The fact that the taxpayer’s primary competitor received more favorable sourcing treatment than the taxpayer does not seem equitable. As explained by the ALJ, the competitor was able to enter into a favorable sourcing agreement with the Division in exchange for not leaving and removing 3,000 jobs from the state. In effect, the taxpayer is required to source more sales to New York than its competitor because it has not threatened to leave the state. The ALJ rejected the taxpayer’s discrimination argument because the Division had a rational basis for adjusting the competitor’s sourcing method. Because there was some uncertainty concerning the methodology for sourcing credit rating receipts, the imposition of the substantial understatement penalties arguably was not warranted.

This decision also is noteworthy because the ALJ considered the OCIC requirement that 50% or less of the gross receipts consist of bona fide premiums. This is one of the first decisions to consider the application of this requirement that was added in 2009.17 The ALJ determined that the proper test regarding what constitutes bona fide premiums for New York tax purposes is the federal income tax standard for premium deductibility.

Considering the variety of issues in this case, it will be interesting to see if this decision is appealed to the New York State Tax Appeals Tribunal. If this decision is affirmed, it will become precedential.

1 In re Moody’s Corp., New York Division of Tax Appeals, Administrative Law Judge Unit, DTA Nos. 828094 and 828203, Oct. 24, 2019.
2 The Division audited the taxpayer for the 2011 through 2013 tax years and separately for the 2014 tax year.
3 This sourcing method was in response to the taxpayer’s request to use destination sourcing.
4 The foreign affiliates did not file New York corporation franchise tax returns. The taxpayer owned at least 30% of the capital, profits or beneficial interest in each of the foreign affiliates during the audit period.
5 The Division did not include MAC for the 2011 tax year because the statute of limitations had expired.
6 Former N.Y. TAX LAW § 201.1(a)–(d). ENI is based on a measure of federal taxable income.
7 Former N.Y. TAX LAW § 210.3(a), (b).
8 Former N.Y. TAX LAW § 210.3(a)(2)(A)–(D).
9 Former N.Y. TAX LAW § 210.3(a)(2)(B). For tax years beginning on or after Jan. 1, 2015, New York substantially revised its corporation franchise tax statutes. Market-based sourcing now applies to sourcing revenue from services. N.Y. TAX LAW § 210-A.10.
10 Former N.Y. TAX LAW § 210.3(a)(2)(D).
11 N.Y. COMP. CODES R. & REGS. tit. 20, § 4-4.3(d)(2), (3).

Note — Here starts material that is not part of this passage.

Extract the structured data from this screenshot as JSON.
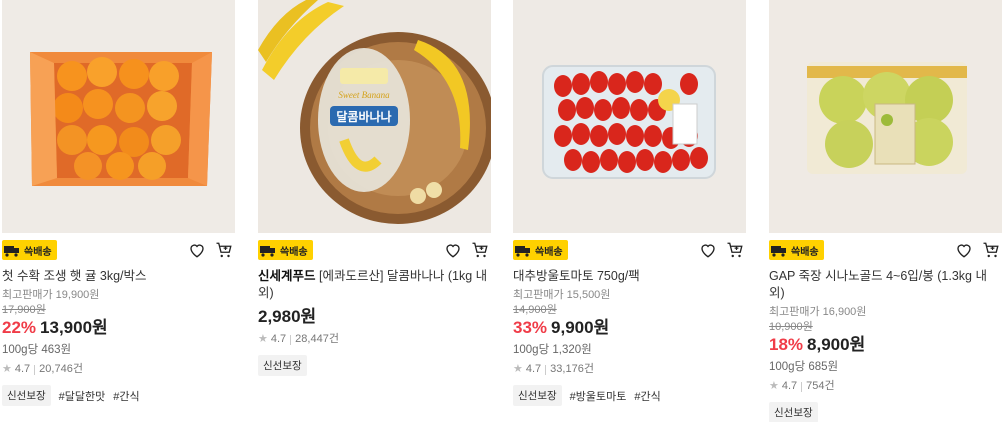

12 Former N.Y. TAX LAW § 208.9(o)(3).
13 Former N.Y. TAX LAW § 208.9(o)(2).
14 N.Y. TAX LAW § 2.11. An OCIC is an entity that is treated as an association taxable as a corporation under the Internal Revenue Code (IRC) and that meets the following requirements: (i) more than 50% of its voting stock is owned or controlled by a single entity that is treated as an association taxable as a corporation under the IRC and not exempt from federal income tax; (ii) that is licensed as a captive insurance company in New York or another jurisdiction; (iii) its business includes providing insurance or reinsurance covering the risks of its parent or members of the affiliated group; and (iv) 50% or less of its gross receipts consist of premiums.

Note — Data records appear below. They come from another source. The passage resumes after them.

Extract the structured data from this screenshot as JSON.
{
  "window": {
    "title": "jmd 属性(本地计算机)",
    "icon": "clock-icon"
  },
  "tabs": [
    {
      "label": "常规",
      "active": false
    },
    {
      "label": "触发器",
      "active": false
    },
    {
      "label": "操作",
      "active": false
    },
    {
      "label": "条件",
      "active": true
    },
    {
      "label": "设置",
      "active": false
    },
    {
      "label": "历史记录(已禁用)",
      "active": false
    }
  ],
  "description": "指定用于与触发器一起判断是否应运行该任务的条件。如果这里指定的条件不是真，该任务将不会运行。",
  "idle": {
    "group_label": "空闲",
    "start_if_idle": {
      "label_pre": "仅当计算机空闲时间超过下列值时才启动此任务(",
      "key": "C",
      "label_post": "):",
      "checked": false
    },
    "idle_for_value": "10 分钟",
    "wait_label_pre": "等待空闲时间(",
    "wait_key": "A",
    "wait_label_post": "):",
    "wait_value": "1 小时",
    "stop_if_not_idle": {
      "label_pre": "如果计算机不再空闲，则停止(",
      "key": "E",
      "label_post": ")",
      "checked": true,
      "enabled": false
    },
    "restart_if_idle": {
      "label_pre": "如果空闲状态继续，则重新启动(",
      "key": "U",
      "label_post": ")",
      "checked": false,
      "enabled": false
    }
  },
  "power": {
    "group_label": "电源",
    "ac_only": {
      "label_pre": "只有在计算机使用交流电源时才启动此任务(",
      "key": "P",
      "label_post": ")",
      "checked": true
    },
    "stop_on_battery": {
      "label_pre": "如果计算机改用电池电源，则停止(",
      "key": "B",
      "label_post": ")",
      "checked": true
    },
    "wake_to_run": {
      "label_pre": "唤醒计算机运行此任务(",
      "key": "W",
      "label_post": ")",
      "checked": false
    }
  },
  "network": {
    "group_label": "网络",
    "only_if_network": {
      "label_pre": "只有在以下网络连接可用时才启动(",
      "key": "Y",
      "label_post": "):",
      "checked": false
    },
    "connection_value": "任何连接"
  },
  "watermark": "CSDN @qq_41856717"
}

15 To support the use of this standard, the ALJ cited the recent decision by the Appellate Division, Supreme Court of New York, Stewart’s Shops Corp. v. Tax Appeals Tribunal, 172 AD3d 1789 (3d Dept., May 23, 2019).
16 N.Y. TAX LAW § 210-A.10(a).
17 Note that the New York legislature has modified the test for including a captive insurance company in a combined report several times.